In the morning I went to a tutorial on Semantic Wikis. It was great, despite some technical difficulties that kind of messed up the flow of the presentation for the first hour or so. The speaker was Conor Shankey, the founder of Visual Knowledge. They created a wiki platform, built on a semantic framework. It’s a collaborative tool, like any wiki, but the semantic aspect means there’s a structure that gives the system more knowledge about the content that people contribute. For example, if you have a record about a person, you indicate that it’s a person, and then there will automatically be certain assumptions made, and certain properties available to be filled out. You suddenly have fields where you can say the person’s birthday, surname, projects, etc.
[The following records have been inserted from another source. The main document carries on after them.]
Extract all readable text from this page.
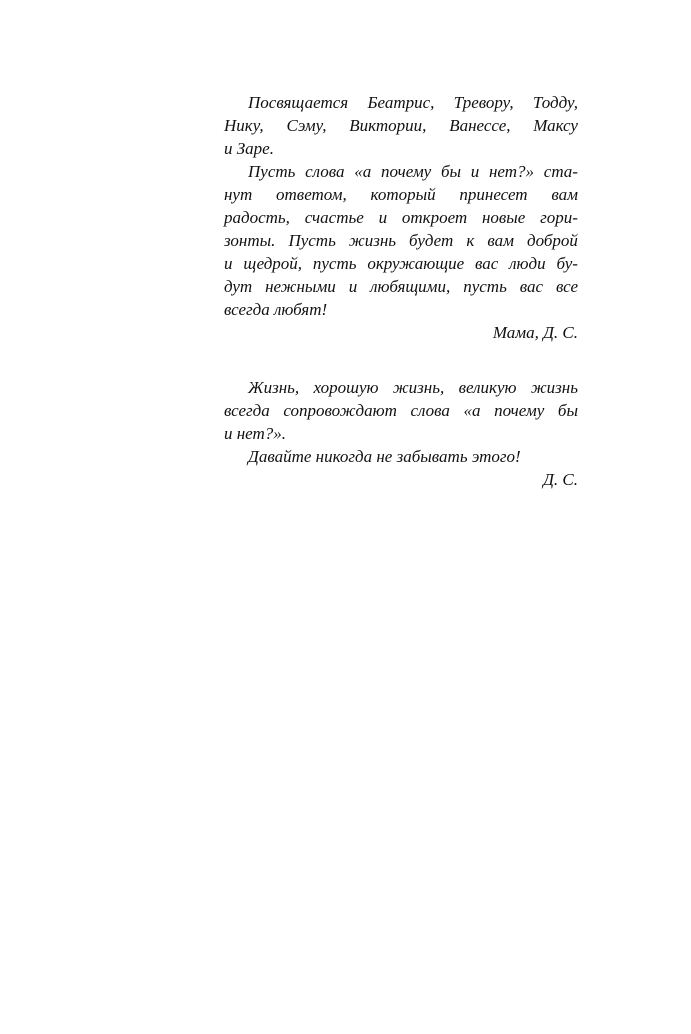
Посвящается Беатрис, Тревору, Тодду,
Нику, Сэму, Виктории, Ванессе, Максу
и Заре.
Пусть слова «а почему бы и нет?» ста-
нут ответом, который принесет вам
радость, счастье и откроет новые гори-
зонты. Пусть жизнь будет к вам доброй
и щедрой, пусть окружающие вас люди бу-
дут нежными и любящими, пусть вас все
всегда любят!
Мама, Д. С.
Жизнь, хорошую жизнь, великую жизнь
всегда сопровождают слова «а почему бы
и нет?».
Давайте никогда не забывать этого!
Д. С.
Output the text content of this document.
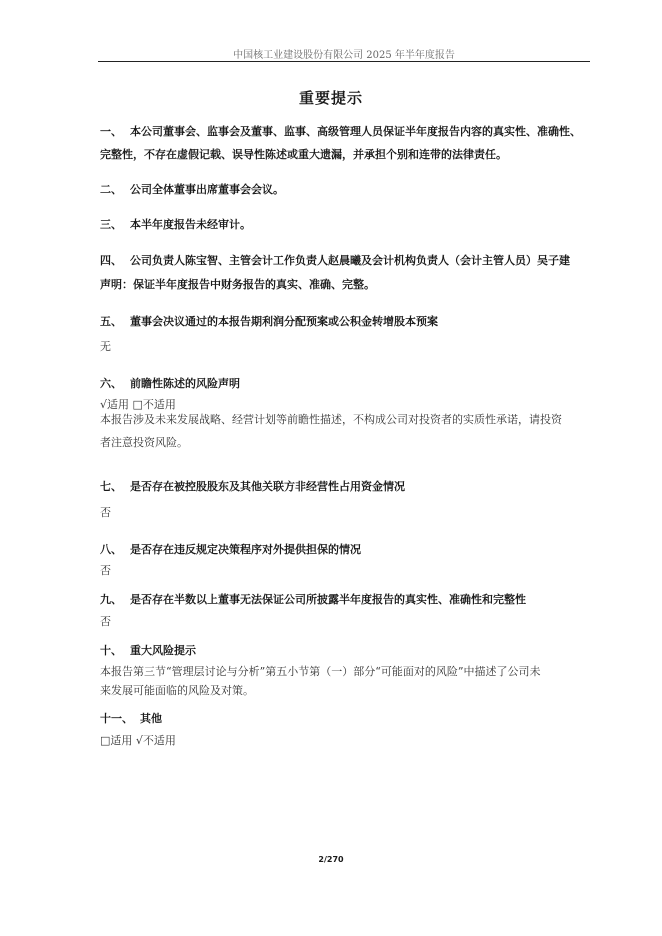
中国核工业建设股份有限公司 2025 年半年度报告
重要提示
一、 本公司董事会、监事会及董事、监事、高级管理人员保证半年度报告内容的真实性、准确性、
完整性，不存在虚假记载、误导性陈述或重大遗漏，并承担个别和连带的法律责任。
二、 公司全体董事出席董事会会议。
三、 本半年度报告未经审计。
四、 公司负责人陈宝智、主管会计工作负责人赵晨曦及会计机构负责人（会计主管人员）吴子建
声明：保证半年度报告中财务报告的真实、准确、完整。
五、 董事会决议通过的本报告期利润分配预案或公积金转增股本预案
无
六、 前瞻性陈述的风险声明
√适用 □不适用
本报告涉及未来发展战略、经营计划等前瞻性描述，不构成公司对投资者的实质性承诺，请投资
者注意投资风险。
七、 是否存在被控股股东及其他关联方非经营性占用资金情况
否
八、 是否存在违反规定决策程序对外提供担保的情况
否
九、 是否存在半数以上董事无法保证公司所披露半年度报告的真实性、准确性和完整性
否
十、 重大风险提示
本报告第三节“管理层讨论与分析”第五小节第（一）部分“可能面对的风险”中描述了公司未
来发展可能面临的风险及对策。
十一、 其他
□适用 √不适用
2/270
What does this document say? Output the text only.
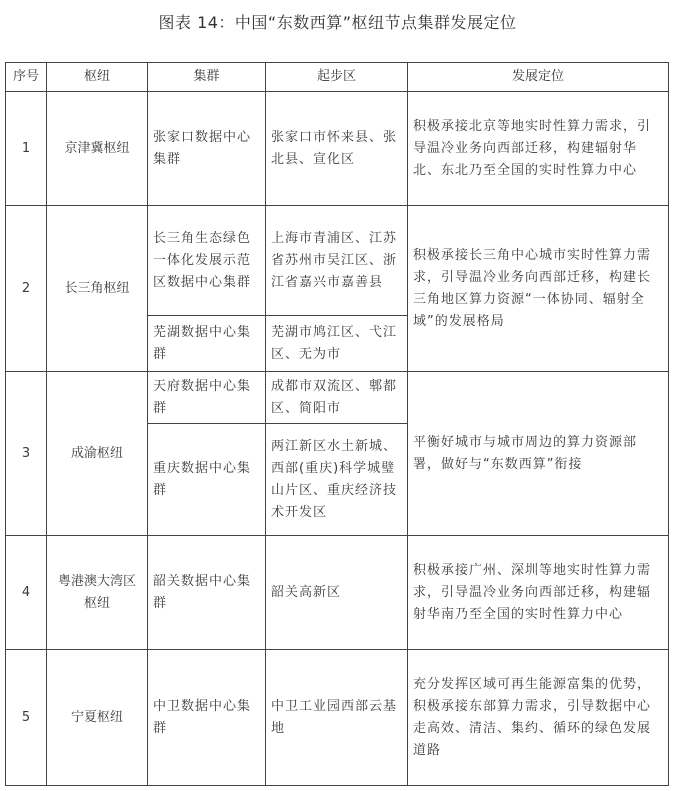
图表 14：中国“东数西算”枢纽节点集群发展定位
序号	枢纽	集群	起步区	发展定位
1	京津冀枢纽	张家口数据中心集群	张家口市怀来县、张北县、宣化区	积极承接北京等地实时性算力需求，引导温冷业务向西部迁移，构建辐射华北、东北乃至全国的实时性算力中心
2	长三角枢纽	长三角生态绿色一体化发展示范区数据中心集群	上海市青浦区、江苏省苏州市吴江区、浙江省嘉兴市嘉善县	积极承接长三角中心城市实时性算力需求，引导温冷业务向西部迁移，构建长三角地区算力资源“一体协同、辐射全域”的发展格局
		芜湖数据中心集群	芜湖市鸠江区、弋江区、无为市	
3	成渝枢纽	天府数据中心集群	成都市双流区、郫都区、简阳市	平衡好城市与城市周边的算力资源部署，做好与“东数西算”衔接
		重庆数据中心集群	两江新区水土新城、西部(重庆)科学城璧山片区、重庆经济技术开发区	
4	粤港澳大湾区枢纽	韶关数据中心集群	韶关高新区	积极承接广州、深圳等地实时性算力需求，引导温冷业务向西部迁移，构建辐射华南乃至全国的实时性算力中心
5	宁夏枢纽	中卫数据中心集群	中卫工业园西部云基地	充分发挥区域可再生能源富集的优势，积极承接东部算力需求，引导数据中心走高效、清洁、集约、循环的绿色发展道路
The great thing about this is that contributors don’t necessarily need to have knowledge of semantic technologies or structures in order to create semantically rich content. Just like in a traditional wiki, the level of involvement is totally up to the person. You could be someone who just reads. You could contribute content, classify it and fill in attributes (adding valuable metadata) without having to do any heavy lifting. Or you could collaborate on the data model that provides the structure for the ontology and the site itself. In this way, the concept of the wiki (something people are already becoming familiar with) becomes a sort of gateway into semantics. I love it. This ties in with the zone of proximal development that I was thinking about just the day before.
In the afternoon I went to a tutorial by Mills Davis on Semantic Wave 2007. Last year he gave the closing keynote speech on Semantic Wave 2006. It’s amazing to see how much has developed in a year. Davis has a very distinct presentation style – so densely packed with information that it feels kind of like a wave itself. I think you have to just let it wash over you, soak in what you can, and read the presentation notes later at home. The things he said made me feel very optimistic about this area of development, though I couldn’t tell you specifically why, at the moment.